O konuşuyor, yorumluyor, çocuksu fakat inanılmaz bir hünerle Kur'an kıssalarını güncelleştiriyordu. Ben hem dinliyor, yeri geldiğinde onaylıyor; aynı zamanda hayret ediyor ve seviniyordum. "Filistinli kardeşlerinin yaralarını sarıyor, onlar gibi yumruk sıkıyor, taş fırlatıyordu. Evi olmayanlara ev yapıyor, düşmanların silahlarını yok ediyordu. Harçlığını biriktirerek açlıktan ölenlere yiyecek ve oyuncaklar alıyordu. İsrail'in uçaklarına tekme atıyor, Amerika'nın bombalarını geri gönderiyordu. Afganistan'da mağaralardaki savaşçıları görünmez araçlarla oralardan kurtarıyor, zavallı insanları, çocukları, ezilenleri, müslümanları Nuh'un gemisine bindiriyordu. Daha farklı yapmıştı Nuh'la birlikte gemiyi bu arada. Pencereler eklemiş, odalara güzel oyuncaklar doldurmuş, çocuklar için salıncaklar kurmuştu. Bazen suya bırakılan Musa'yı da alıyordu gemiye. Sonra, arkadaşlarıyla Firavun'u yeniyor, beşikteki İsa'ya da oyuncak yetiştiriyordu bir yandan.
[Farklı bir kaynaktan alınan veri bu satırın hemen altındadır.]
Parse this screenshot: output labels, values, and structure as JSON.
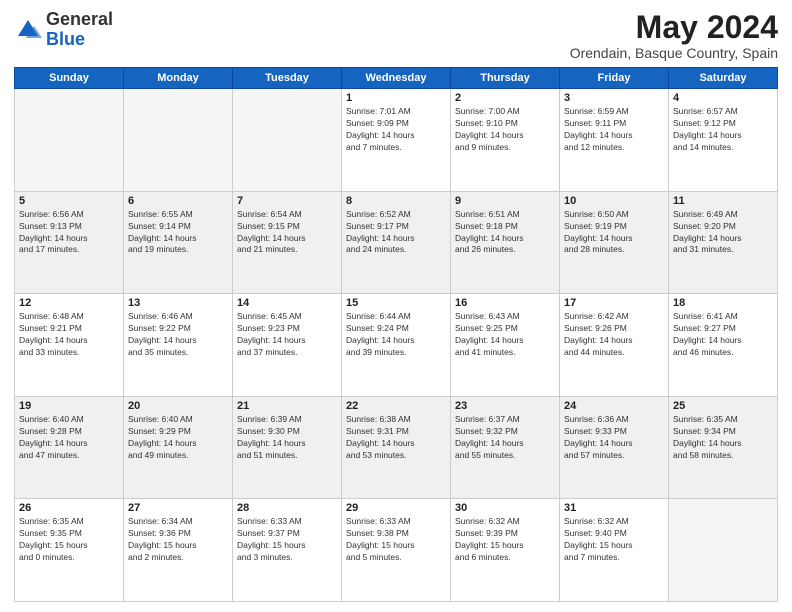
{
  "header": {
    "logo_general": "General",
    "logo_blue": "Blue",
    "month_title": "May 2024",
    "location": "Orendain, Basque Country, Spain"
  },
  "weekdays": [
    "Sunday",
    "Monday",
    "Tuesday",
    "Wednesday",
    "Thursday",
    "Friday",
    "Saturday"
  ],
  "weeks": [
    [
      {
        "day": "",
        "info": "",
        "empty": true
      },
      {
        "day": "",
        "info": "",
        "empty": true
      },
      {
        "day": "",
        "info": "",
        "empty": true
      },
      {
        "day": "1",
        "info": "Sunrise: 7:01 AM\nSunset: 9:09 PM\nDaylight: 14 hours\nand 7 minutes."
      },
      {
        "day": "2",
        "info": "Sunrise: 7:00 AM\nSunset: 9:10 PM\nDaylight: 14 hours\nand 9 minutes."
      },
      {
        "day": "3",
        "info": "Sunrise: 6:59 AM\nSunset: 9:11 PM\nDaylight: 14 hours\nand 12 minutes."
      },
      {
        "day": "4",
        "info": "Sunrise: 6:57 AM\nSunset: 9:12 PM\nDaylight: 14 hours\nand 14 minutes."
      }
    ],
    [
      {
        "day": "5",
        "info": "Sunrise: 6:56 AM\nSunset: 9:13 PM\nDaylight: 14 hours\nand 17 minutes."
      },
      {
        "day": "6",
        "info": "Sunrise: 6:55 AM\nSunset: 9:14 PM\nDaylight: 14 hours\nand 19 minutes."
      },
      {
        "day": "7",
        "info": "Sunrise: 6:54 AM\nSunset: 9:15 PM\nDaylight: 14 hours\nand 21 minutes."
      },
      {
        "day": "8",
        "info": "Sunrise: 6:52 AM\nSunset: 9:17 PM\nDaylight: 14 hours\nand 24 minutes."
      },
      {
        "day": "9",
        "info": "Sunrise: 6:51 AM\nSunset: 9:18 PM\nDaylight: 14 hours\nand 26 minutes."
      },
      {
        "day": "10",
        "info": "Sunrise: 6:50 AM\nSunset: 9:19 PM\nDaylight: 14 hours\nand 28 minutes."
      },
      {
        "day": "11",
        "info": "Sunrise: 6:49 AM\nSunset: 9:20 PM\nDaylight: 14 hours\nand 31 minutes."
      }
    ],
    [
      {
        "day": "12",
        "info": "Sunrise: 6:48 AM\nSunset: 9:21 PM\nDaylight: 14 hours\nand 33 minutes."
      },
      {
        "day": "13",
        "info": "Sunrise: 6:46 AM\nSunset: 9:22 PM\nDaylight: 14 hours\nand 35 minutes."
      },
      {
        "day": "14",
        "info": "Sunrise: 6:45 AM\nSunset: 9:23 PM\nDaylight: 14 hours\nand 37 minutes."
      },
      {
        "day": "15",
        "info": "Sunrise: 6:44 AM\nSunset: 9:24 PM\nDaylight: 14 hours\nand 39 minutes."
      },
      {
        "day": "16",
        "info": "Sunrise: 6:43 AM\nSunset: 9:25 PM\nDaylight: 14 hours\nand 41 minutes."
      },
      {
        "day": "17",
        "info": "Sunrise: 6:42 AM\nSunset: 9:26 PM\nDaylight: 14 hours\nand 44 minutes."
      },
      {
        "day": "18",
        "info": "Sunrise: 6:41 AM\nSunset: 9:27 PM\nDaylight: 14 hours\nand 46 minutes."
      }
    ],
    [
      {
        "day": "19",
        "info": "Sunrise: 6:40 AM\nSunset: 9:28 PM\nDaylight: 14 hours\nand 47 minutes."
      },
      {
        "day": "20",
        "info": "Sunrise: 6:40 AM\nSunset: 9:29 PM\nDaylight: 14 hours\nand 49 minutes."
      },
      {
        "day": "21",
        "info": "Sunrise: 6:39 AM\nSunset: 9:30 PM\nDaylight: 14 hours\nand 51 minutes."
      },
      {
        "day": "22",
        "info": "Sunrise: 6:38 AM\nSunset: 9:31 PM\nDaylight: 14 hours\nand 53 minutes."
      },
      {
        "day": "23",
        "info": "Sunrise: 6:37 AM\nSunset: 9:32 PM\nDaylight: 14 hours\nand 55 minutes."
      },
      {
        "day": "24",
        "info": "Sunrise: 6:36 AM\nSunset: 9:33 PM\nDaylight: 14 hours\nand 57 minutes."
      },
      {
        "day": "25",
        "info": "Sunrise: 6:35 AM\nSunset: 9:34 PM\nDaylight: 14 hours\nand 58 minutes."
      }
    ],
    [
      {
        "day": "26",
        "info": "Sunrise: 6:35 AM\nSunset: 9:35 PM\nDaylight: 15 hours\nand 0 minutes."
      },
      {
        "day": "27",
        "info": "Sunrise: 6:34 AM\nSunset: 9:36 PM\nDaylight: 15 hours\nand 2 minutes."
      },
      {
        "day": "28",
        "info": "Sunrise: 6:33 AM\nSunset: 9:37 PM\nDaylight: 15 hours\nand 3 minutes."
      },
      {
        "day": "29",
        "info": "Sunrise: 6:33 AM\nSunset: 9:38 PM\nDaylight: 15 hours\nand 5 minutes."
      },
      {
        "day": "30",
        "info": "Sunrise: 6:32 AM\nSunset: 9:39 PM\nDaylight: 15 hours\nand 6 minutes."
      },
      {
        "day": "31",
        "info": "Sunrise: 6:32 AM\nSunset: 9:40 PM\nDaylight: 15 hours\nand 7 minutes."
      },
      {
        "day": "",
        "info": "",
        "empty": true
      }
    ]
  ]
}
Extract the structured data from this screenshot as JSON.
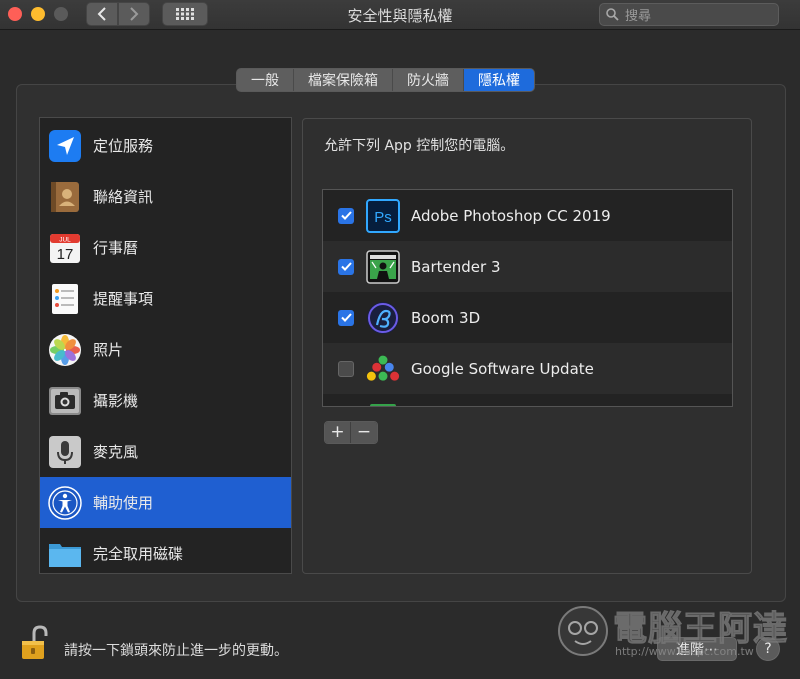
{
  "window": {
    "title": "安全性與隱私權"
  },
  "search": {
    "placeholder": "搜尋"
  },
  "tabs": [
    {
      "label": "一般",
      "active": false
    },
    {
      "label": "檔案保險箱",
      "active": false
    },
    {
      "label": "防火牆",
      "active": false
    },
    {
      "label": "隱私權",
      "active": true
    }
  ],
  "sidebar": {
    "items": [
      {
        "label": "定位服務",
        "icon": "location-arrow-icon"
      },
      {
        "label": "聯絡資訊",
        "icon": "contacts-book-icon"
      },
      {
        "label": "行事曆",
        "icon": "calendar-icon",
        "calendar_month": "JUL",
        "calendar_day": "17"
      },
      {
        "label": "提醒事項",
        "icon": "reminders-list-icon"
      },
      {
        "label": "照片",
        "icon": "photos-flower-icon"
      },
      {
        "label": "攝影機",
        "icon": "camera-icon"
      },
      {
        "label": "麥克風",
        "icon": "microphone-icon"
      },
      {
        "label": "輔助使用",
        "icon": "accessibility-icon",
        "selected": true
      },
      {
        "label": "完全取用磁碟",
        "icon": "folder-icon"
      }
    ]
  },
  "main": {
    "allow_text": "允許下列 App 控制您的電腦。",
    "apps": [
      {
        "name": "Adobe Photoshop CC 2019",
        "checked": true,
        "icon": "photoshop-icon",
        "icon_text": "Ps"
      },
      {
        "name": "Bartender 3",
        "checked": true,
        "icon": "bartender-icon"
      },
      {
        "name": "Boom 3D",
        "checked": true,
        "icon": "boom-3d-icon"
      },
      {
        "name": "Google Software Update",
        "checked": false,
        "icon": "google-software-update-icon"
      }
    ],
    "add_label": "+",
    "remove_label": "−"
  },
  "footer": {
    "lock_text": "請按一下鎖頭來防止進一步的更動。",
    "advanced_label": "進階⋯",
    "help_label": "?"
  },
  "watermark": {
    "text": "電腦王阿達",
    "url": "http://www.kocpc.com.tw"
  },
  "colors": {
    "accent": "#1f5fd1",
    "checkbox": "#2a74e6",
    "background": "#2b2b2b"
  }
}
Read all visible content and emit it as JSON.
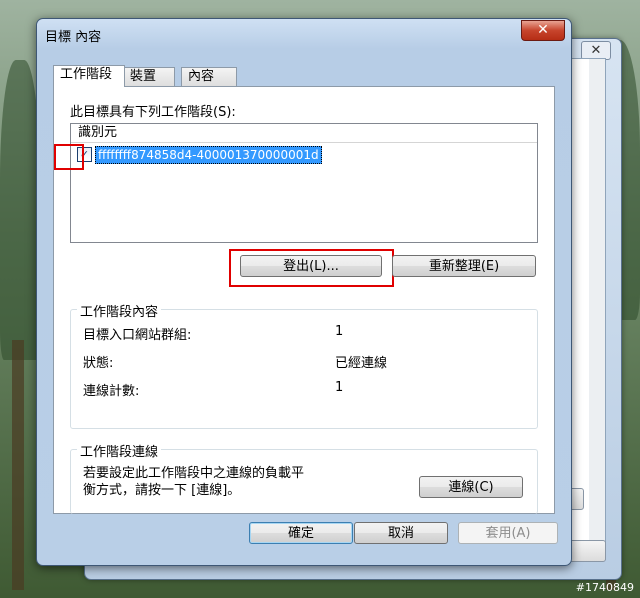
{
  "dialog": {
    "title": "目標 內容",
    "close_glyph": "✕"
  },
  "background_window": {
    "close_glyph": "✕"
  },
  "tabs": [
    {
      "label": "工作階段",
      "active": true
    },
    {
      "label": "裝置",
      "active": false
    },
    {
      "label": "內容",
      "active": false
    }
  ],
  "sessions": {
    "label": "此目標具有下列工作階段(S):",
    "column_header": "識別元",
    "items": [
      {
        "id": "ffffffff874858d4-400001370000001d",
        "checked": true
      }
    ],
    "logout_button": "登出(L)...",
    "refresh_button": "重新整理(E)"
  },
  "session_properties": {
    "title": "工作階段內容",
    "rows": [
      {
        "label": "目標入口網站群組:",
        "value": "1"
      },
      {
        "label": "狀態:",
        "value": "已經連線"
      },
      {
        "label": "連線計數:",
        "value": "1"
      }
    ]
  },
  "session_connections": {
    "title": "工作階段連線",
    "description_line1": "若要設定此工作階段中之連線的負載平",
    "description_line2": "衡方式，請按一下 [連線]。",
    "connections_button": "連線(C)"
  },
  "footer": {
    "ok": "確定",
    "cancel": "取消",
    "apply": "套用(A)"
  },
  "watermark": "#1740849",
  "colors": {
    "selection": "#3399ff",
    "highlight_box": "#e00000",
    "close_button": "#c7442c"
  }
}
Mağaradaki uyuyan mümin insanlara, uyandıklarında götürmek için kahvaltı hazırlıyor, Gargamel'in Azman'ından kurutulan şirinlerle birlikte mağaradaki köpeği sevmeye hazırlanıyordu. Gücünü, kabiliyetlerini, kötülüğü yok etmek üzere kullanıyordu artık oğlum.
- Bağrıma basıp bir kez daha öptüm onu. Ertesi gün daha üç yaşına girmemiş kız kardeşine anlatıyordu bunların bir kısmını. Yanına geldiğimde: "Seni çok seviyorum, anneciğim!" diyordu. "Fakat Allah'tan birazcık az, şu kadarcık. Çünkü Allah'ı daha çok seviyorum..."
Evet... Anlamıştım ki, "Nuh'un gemisi"ni kurmaya çocuklardan başlamalıydık. Çocuklarla başlamalıydık...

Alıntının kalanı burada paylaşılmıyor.